Vi siete mai chieste perché un colore vi dona rispetto ad altri? E quali sono quelli che vi illuminano maggiormente? La risposta ruota attorno all’Armocromia, una disciplina che ci permette di individuare le tonalità che ci valorizzano.

Sono sicura che ne avrete sentito parlare più che a sufficienza di questa nuova tecnica, ma cos’é l’Armocromia?
L’Armocromia è una disciplina che attraverso l’analisi della pelle, il colore degli occhi e dei capelli riesce a individuare una palette di tonalità che ci valorizza esaltando i colori naturali del nostro viso. Questa tecnica nasce agli inizi del secolo scorso da Johannes Itten, il quale in un suo libro esponeva la teoria dei colori che tiene conto di due caratteristiche principali: la temperatura caldo o freddo e il valore chiaro o scuro. Ad oggi questa tecnica è stata portata in Italia da Rossella Migliaccio, riscontrando un notevole successo e interesse.

Ma facciamo un po’ di chiarezza. Itten divideva i colori in caldi e freddi; quelli caldi sono a base gialla mentre quelli freddi a base blu. Con l’aggiunta del bianco e del nero si ottiene la luminosità e la profondità. Sebbene non sia un’analisi semplice, ma richiede una certa esperienza, voglio provare a spiegarvi quali sono le quattro stagioni e i loro sottogruppi e con l’aiuto di alcune indicazioni riuscire  a comprendere quali sono i colori da scegliere per il make-up, gli accessori e l’abbigliamento.

Le quattro stagioni. 

Le tipologie cromatiche si dividono in 4 macrogruppi che prendono il nome delle stagioni: primavera, estate, autunno e inverno. Il nome non ha nulla a che vedere con il guardaroba estivo o invernale, ma richiama i colori della natura durante le sue diverse fasi.  L’elemento primario da prendere in considerazione è il sottotono della pelle, sarà lui a prevalere sugli altri. Il sottotono rappresenta la temperatura dell’incarnato che può essere caldo o freddo.
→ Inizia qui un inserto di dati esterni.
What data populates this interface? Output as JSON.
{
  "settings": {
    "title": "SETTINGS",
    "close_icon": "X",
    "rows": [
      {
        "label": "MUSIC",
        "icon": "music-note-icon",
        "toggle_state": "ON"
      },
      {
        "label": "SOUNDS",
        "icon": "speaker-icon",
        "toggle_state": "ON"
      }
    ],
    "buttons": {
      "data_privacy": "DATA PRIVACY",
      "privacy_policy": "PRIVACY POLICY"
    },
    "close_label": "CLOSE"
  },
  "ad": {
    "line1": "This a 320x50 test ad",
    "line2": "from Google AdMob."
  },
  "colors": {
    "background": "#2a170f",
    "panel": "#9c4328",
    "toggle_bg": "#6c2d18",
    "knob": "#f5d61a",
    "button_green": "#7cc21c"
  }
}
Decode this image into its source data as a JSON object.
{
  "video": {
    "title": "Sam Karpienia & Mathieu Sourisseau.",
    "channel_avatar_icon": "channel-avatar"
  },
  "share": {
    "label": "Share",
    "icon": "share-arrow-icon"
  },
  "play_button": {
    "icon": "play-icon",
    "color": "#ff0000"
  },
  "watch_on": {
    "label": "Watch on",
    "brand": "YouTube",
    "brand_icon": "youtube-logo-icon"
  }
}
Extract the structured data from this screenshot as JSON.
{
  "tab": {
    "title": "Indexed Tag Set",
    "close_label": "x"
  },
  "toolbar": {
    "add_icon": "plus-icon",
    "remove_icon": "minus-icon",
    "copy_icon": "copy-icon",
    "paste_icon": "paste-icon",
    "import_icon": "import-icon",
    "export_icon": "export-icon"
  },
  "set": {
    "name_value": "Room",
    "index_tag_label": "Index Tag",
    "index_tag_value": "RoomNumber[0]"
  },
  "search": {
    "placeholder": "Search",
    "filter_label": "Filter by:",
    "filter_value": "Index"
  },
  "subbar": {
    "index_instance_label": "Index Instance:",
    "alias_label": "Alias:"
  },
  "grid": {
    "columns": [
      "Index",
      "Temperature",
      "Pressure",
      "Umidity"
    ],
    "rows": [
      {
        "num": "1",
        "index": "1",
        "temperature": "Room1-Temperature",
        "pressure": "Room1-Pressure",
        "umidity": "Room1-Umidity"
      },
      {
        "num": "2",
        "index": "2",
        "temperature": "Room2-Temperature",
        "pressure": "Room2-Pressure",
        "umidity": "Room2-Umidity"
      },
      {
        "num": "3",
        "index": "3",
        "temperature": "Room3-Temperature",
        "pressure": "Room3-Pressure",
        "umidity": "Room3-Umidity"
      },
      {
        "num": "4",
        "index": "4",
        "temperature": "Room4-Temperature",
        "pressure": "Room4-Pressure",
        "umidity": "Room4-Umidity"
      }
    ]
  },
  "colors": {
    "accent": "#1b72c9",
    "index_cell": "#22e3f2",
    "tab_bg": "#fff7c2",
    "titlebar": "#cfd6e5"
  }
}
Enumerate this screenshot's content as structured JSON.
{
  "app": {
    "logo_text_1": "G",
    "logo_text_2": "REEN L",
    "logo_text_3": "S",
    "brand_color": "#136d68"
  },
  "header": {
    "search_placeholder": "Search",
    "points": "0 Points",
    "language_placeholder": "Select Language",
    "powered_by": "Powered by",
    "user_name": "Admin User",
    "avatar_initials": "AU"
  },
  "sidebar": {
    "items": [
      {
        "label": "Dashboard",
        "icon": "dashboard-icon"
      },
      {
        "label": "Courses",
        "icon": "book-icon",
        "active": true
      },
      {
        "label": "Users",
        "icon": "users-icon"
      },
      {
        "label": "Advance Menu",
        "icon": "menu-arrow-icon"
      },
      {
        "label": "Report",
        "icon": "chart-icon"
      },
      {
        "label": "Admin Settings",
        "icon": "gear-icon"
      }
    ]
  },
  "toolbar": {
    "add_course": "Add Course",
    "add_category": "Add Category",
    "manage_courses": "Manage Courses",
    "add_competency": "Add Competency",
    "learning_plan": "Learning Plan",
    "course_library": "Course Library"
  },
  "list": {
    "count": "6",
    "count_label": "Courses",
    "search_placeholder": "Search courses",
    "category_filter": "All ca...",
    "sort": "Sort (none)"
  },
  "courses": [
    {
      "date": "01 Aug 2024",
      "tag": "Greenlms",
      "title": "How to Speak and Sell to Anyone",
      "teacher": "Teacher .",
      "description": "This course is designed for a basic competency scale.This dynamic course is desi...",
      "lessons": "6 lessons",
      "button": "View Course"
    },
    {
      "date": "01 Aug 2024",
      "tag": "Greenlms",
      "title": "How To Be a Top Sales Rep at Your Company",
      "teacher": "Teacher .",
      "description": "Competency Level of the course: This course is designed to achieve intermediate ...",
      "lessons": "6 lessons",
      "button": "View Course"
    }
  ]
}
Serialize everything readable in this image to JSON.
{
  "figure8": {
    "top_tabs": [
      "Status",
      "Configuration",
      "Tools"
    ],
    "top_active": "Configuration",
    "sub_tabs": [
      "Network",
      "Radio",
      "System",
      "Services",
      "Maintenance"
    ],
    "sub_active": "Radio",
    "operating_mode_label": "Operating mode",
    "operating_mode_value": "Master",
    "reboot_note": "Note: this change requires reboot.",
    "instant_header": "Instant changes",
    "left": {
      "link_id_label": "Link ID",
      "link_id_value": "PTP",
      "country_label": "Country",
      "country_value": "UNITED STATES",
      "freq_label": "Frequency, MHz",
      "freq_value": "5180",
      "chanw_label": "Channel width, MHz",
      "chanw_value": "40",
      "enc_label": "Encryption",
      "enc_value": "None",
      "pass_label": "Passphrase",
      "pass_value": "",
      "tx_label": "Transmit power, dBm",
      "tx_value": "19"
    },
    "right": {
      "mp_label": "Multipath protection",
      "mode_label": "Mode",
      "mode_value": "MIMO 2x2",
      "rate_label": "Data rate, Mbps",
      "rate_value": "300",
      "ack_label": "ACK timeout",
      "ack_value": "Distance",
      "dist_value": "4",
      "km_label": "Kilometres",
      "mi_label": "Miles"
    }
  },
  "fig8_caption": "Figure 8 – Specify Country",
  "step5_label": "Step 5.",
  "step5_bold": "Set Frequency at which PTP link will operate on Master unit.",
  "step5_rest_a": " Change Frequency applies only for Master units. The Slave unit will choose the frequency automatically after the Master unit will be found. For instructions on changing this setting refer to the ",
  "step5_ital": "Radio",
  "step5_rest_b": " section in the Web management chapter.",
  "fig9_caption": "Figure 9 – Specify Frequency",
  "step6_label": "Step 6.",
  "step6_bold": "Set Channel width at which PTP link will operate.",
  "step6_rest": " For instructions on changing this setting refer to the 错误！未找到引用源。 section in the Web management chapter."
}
Primavera: appartiene alla primavera la pelle dal sottotono caldo. In questo caso la palette dei colori che valorizzano il volto variano dal beige, albicocca, pesca, rosso, arancione, verde e corallo. Sono consigliati i colori accesi e sconsigliati quelli freddi o cupi, come grigio e nero. A differenza dell’estate e autunno, il sottotono primavera regge molto bene i colori forti, grazie all’incarnato radioso.

Estate:  l’estate in Armocromia è una stagione fredda e le persone che appartengono a questa categoria hanno la pelle molto chiara e rosata. Reggono bene i colori da tonalità pastello molto chiari, come nude, rosati e delicati, ma anche cipriati e madreperlate. Il loro nemico, invece, sono i colori troppo accesi o caldi.

Autunno: le persone autunno hanno un sottotono caldo e ambrato. I colori ideali per loro sono quelli che troviamo nella tipica stagione autunnale: giallo, rosso, arancione. Ideali sono anche i colori mattone, terracotta e pesca. Le tonalità fredde sono penalizzanti perché ingrigiscono l’incarnato: no quindi al nero.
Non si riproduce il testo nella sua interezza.